One step further down

By ETCO


By Yan Boechat (Revista FOCO, Cover story - 31/10/2004)







Cleaning products with no active ingredient or efficacy: perfumery to disguise poverty. [Photo: Rodrigo Paiva]

MICRO ENTREPRENEUR Roberto da Silva is not exactly what can be called a specialist in macroeconomics or finance. In fact, he understands little of the theoretical foundations that govern markets. But every time you hear about falling income, rising unemployment, rising interest rates? or any indicator that can be translated into a more difficult life for the Brazilian ?, Roberto celebrates. In a veiled way, it is true, so that your customers do not feel offended. ? It is sad to say that, but things get better for us when the situation gets worse for others ,? says he, a former metalworker who also went through the same difficulties that most of his customers are experiencing today.


 


Roberto da Silva is not a loan shark or a job broker.
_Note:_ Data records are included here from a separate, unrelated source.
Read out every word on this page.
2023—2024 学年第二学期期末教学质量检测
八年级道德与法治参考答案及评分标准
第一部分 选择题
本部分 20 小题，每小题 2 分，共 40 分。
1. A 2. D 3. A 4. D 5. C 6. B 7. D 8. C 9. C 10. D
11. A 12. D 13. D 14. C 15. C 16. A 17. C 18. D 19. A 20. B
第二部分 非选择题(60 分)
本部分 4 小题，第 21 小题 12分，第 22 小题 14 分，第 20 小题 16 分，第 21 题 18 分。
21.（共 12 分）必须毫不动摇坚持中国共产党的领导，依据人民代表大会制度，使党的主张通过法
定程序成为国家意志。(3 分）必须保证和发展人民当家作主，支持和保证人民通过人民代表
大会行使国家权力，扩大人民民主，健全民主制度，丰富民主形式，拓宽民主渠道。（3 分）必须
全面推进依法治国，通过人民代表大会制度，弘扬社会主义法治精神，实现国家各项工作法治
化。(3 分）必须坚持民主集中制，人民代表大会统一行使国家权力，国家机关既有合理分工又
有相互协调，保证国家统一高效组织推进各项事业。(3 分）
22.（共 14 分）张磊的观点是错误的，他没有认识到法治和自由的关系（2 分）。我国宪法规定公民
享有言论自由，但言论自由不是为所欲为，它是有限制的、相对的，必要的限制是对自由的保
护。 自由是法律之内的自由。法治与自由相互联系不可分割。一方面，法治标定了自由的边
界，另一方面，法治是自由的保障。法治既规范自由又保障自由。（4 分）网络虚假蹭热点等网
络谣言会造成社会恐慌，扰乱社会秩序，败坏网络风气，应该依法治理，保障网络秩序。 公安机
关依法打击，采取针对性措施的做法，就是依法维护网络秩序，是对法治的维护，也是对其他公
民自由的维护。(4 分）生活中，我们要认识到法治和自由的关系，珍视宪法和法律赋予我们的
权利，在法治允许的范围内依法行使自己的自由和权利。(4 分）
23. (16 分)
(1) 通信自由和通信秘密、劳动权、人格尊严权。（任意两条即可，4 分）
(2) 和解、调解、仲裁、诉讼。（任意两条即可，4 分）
Far from it. He earns his living by making detergents, liquid soaps, disinfectants, fabric softeners and pastes to make the pots on the periphery shine. From his handmade factory, from the region known as Curva da Macumba, in the municipality of Embu, in Greater São Paulo, he competes with giants like Procter & Gamble, Unilever or Reckitt & Colman, in a market estimated at more than R $ 5 billion in Brazil. Unlike his competitors, does Silva see sales? and profits? grow when there is less money circulating in the hands of class C, D and E workers? the so-called Fourth Layer.